Let me back up here... Technically, all you're supposed to expect from a massage parlor is a relaxing massage. That's it. In fact, some parlors will ONLY give you a therapeutic massage if you're a new customer. So there is a chance that you may get disappointed if it's your first time.
Chances are you won't know if the parlor you're in is full service or not until AFTER you get there.

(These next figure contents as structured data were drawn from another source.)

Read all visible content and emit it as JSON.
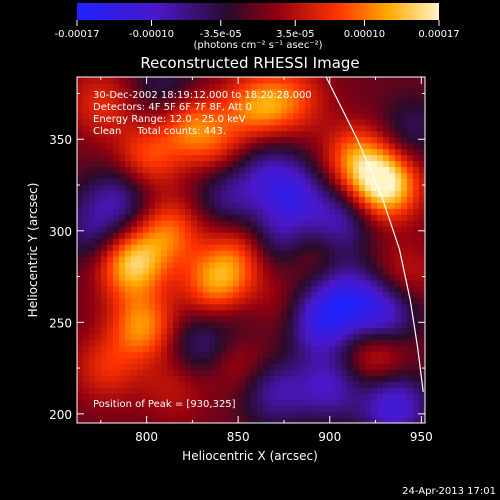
{
  "colorbar": {
    "tick_labels": [
      "-0.00017",
      "-0.00010",
      "-3.5e-05",
      "3.5e-05",
      "0.00010",
      "0.00017"
    ],
    "tick_values": [
      -0.00017,
      -0.0001,
      -3.5e-05,
      3.5e-05,
      0.0001,
      0.00017
    ],
    "range": [
      -0.00017,
      0.00017
    ],
    "unit_label": "(photons cm⁻² s⁻¹ asec⁻²)",
    "colors": [
      "#1e22ff",
      "#4a18c8",
      "#2a0a2a",
      "#900010",
      "#ff3300",
      "#ffaa00",
      "#fff5c8"
    ]
  },
  "chart_data": {
    "type": "heatmap",
    "title": "Reconstructed RHESSI Image",
    "xlabel": "Heliocentric X (arcsec)",
    "ylabel": "Heliocentric Y (arcsec)",
    "xlim": [
      762,
      952
    ],
    "ylim": [
      195,
      384
    ],
    "x_ticks": [
      800,
      850,
      900,
      950
    ],
    "y_ticks": [
      200,
      250,
      300,
      350
    ],
    "x_tick_labels": [
      "800",
      "850",
      "900",
      "950"
    ],
    "y_tick_labels": [
      "200",
      "250",
      "300",
      "350"
    ],
    "annotations": [
      "30-Dec-2002 18:19:12.000 to 18:20:28.000",
      "Detectors: 4F 5F 6F 7F 8F, Att 0",
      "Energy Range: 12.0 - 25.0 keV",
      "Clean     Total counts: 443."
    ],
    "peak_label": "Position of Peak = [930,325]",
    "peak": [
      930,
      325
    ],
    "limb_curve": [
      [
        898,
        384
      ],
      [
        915,
        350
      ],
      [
        928,
        320
      ],
      [
        938,
        290
      ],
      [
        944,
        262
      ],
      [
        948,
        236
      ],
      [
        951,
        212
      ]
    ],
    "sources": [
      {
        "x": 930,
        "y": 325,
        "amp": 0.00017
      },
      {
        "x": 915,
        "y": 340,
        "amp": 0.0001
      },
      {
        "x": 792,
        "y": 282,
        "amp": 0.00014
      },
      {
        "x": 798,
        "y": 248,
        "amp": 0.00011
      },
      {
        "x": 812,
        "y": 300,
        "amp": 9e-05
      },
      {
        "x": 838,
        "y": 272,
        "amp": 0.00011
      },
      {
        "x": 852,
        "y": 288,
        "amp": 7e-05
      },
      {
        "x": 800,
        "y": 340,
        "amp": 8e-05
      },
      {
        "x": 825,
        "y": 358,
        "amp": 9e-05
      },
      {
        "x": 860,
        "y": 368,
        "amp": 0.0001
      },
      {
        "x": 880,
        "y": 372,
        "amp": 7e-05
      },
      {
        "x": 840,
        "y": 345,
        "amp": 5e-05
      },
      {
        "x": 775,
        "y": 370,
        "amp": 6e-05
      },
      {
        "x": 778,
        "y": 225,
        "amp": 6e-05
      },
      {
        "x": 815,
        "y": 215,
        "amp": 4e-05
      },
      {
        "x": 850,
        "y": 230,
        "amp": 5e-05
      },
      {
        "x": 868,
        "y": 255,
        "amp": 5e-05
      },
      {
        "x": 888,
        "y": 290,
        "amp": 4e-05
      },
      {
        "x": 925,
        "y": 232,
        "amp": 7e-05
      },
      {
        "x": 940,
        "y": 275,
        "amp": 5e-05
      },
      {
        "x": 880,
        "y": 320,
        "amp": -0.0001
      },
      {
        "x": 905,
        "y": 305,
        "amp": -9e-05
      },
      {
        "x": 872,
        "y": 295,
        "amp": -8e-05
      },
      {
        "x": 845,
        "y": 320,
        "amp": -7e-05
      },
      {
        "x": 785,
        "y": 318,
        "amp": -8e-05
      },
      {
        "x": 770,
        "y": 300,
        "amp": -6e-05
      },
      {
        "x": 895,
        "y": 250,
        "amp": -0.00012
      },
      {
        "x": 910,
        "y": 265,
        "amp": -0.0001
      },
      {
        "x": 930,
        "y": 255,
        "amp": -0.00011
      },
      {
        "x": 935,
        "y": 205,
        "amp": -0.00012
      },
      {
        "x": 900,
        "y": 215,
        "amp": -9e-05
      },
      {
        "x": 870,
        "y": 212,
        "amp": -8e-05
      },
      {
        "x": 830,
        "y": 238,
        "amp": -7e-05
      },
      {
        "x": 858,
        "y": 250,
        "amp": -5e-05
      },
      {
        "x": 810,
        "y": 380,
        "amp": -5e-05
      },
      {
        "x": 865,
        "y": 335,
        "amp": -6e-05
      },
      {
        "x": 945,
        "y": 355,
        "amp": -5e-05
      }
    ]
  },
  "footer": {
    "timestamp": "24-Apr-2013 17:01"
  }
}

Some full service places will just tell you up front, others wait until after you're in the room. Once again - DO NOT ASSUME ANYTHING. Your masseuse may not tell you what her options are until after the massage part is over - especially if you're new and she's trying to figure out if you're cool or not. In my Business, I offer my clothing options up front (topless, nude, or G-string). I don't even mention the hand release, since I assume that it's understood. If you want an extra such as a breast release, go ahead and ask! Believe me, there is probably nothing new these girls haven't heard before.
Now if you don't know if the parlor you're in offers full service, by all means don't be afraid to ask! Just say up front "Are you full service?" It won't offend us. In fact, it helps if you get it on the table right away just so your expectations are addressed sooner rather than later. And if it's not full service - relax... you're still gonna get your happy ending!
One last thought on expectations... If you feel uptight about paying some anonymous woman to jerk you off - don't. Believe me, it's a job just like any other. I have a schedule, I get a paycheck, I pay taxes, I hate my boss, and I joke around with my coworkers just like everyone else. Do you look down on the woman who cuts your hair? Do you feel sorry for the guy who empties your garbage can? No - because they're just doing their jobs. It's the same thing with an erotic masseuse. I'm paid to do a very specialized task that not everyone can do.
So just lay back, relax and trust me. I'm a professional and I'm very good at my job.
Now go on out there guys and good luck! Let me know how your Thanksgiving vacations go. And I'll bet that your family will be wondering over their turkey dinner why you're in such a good mood this year.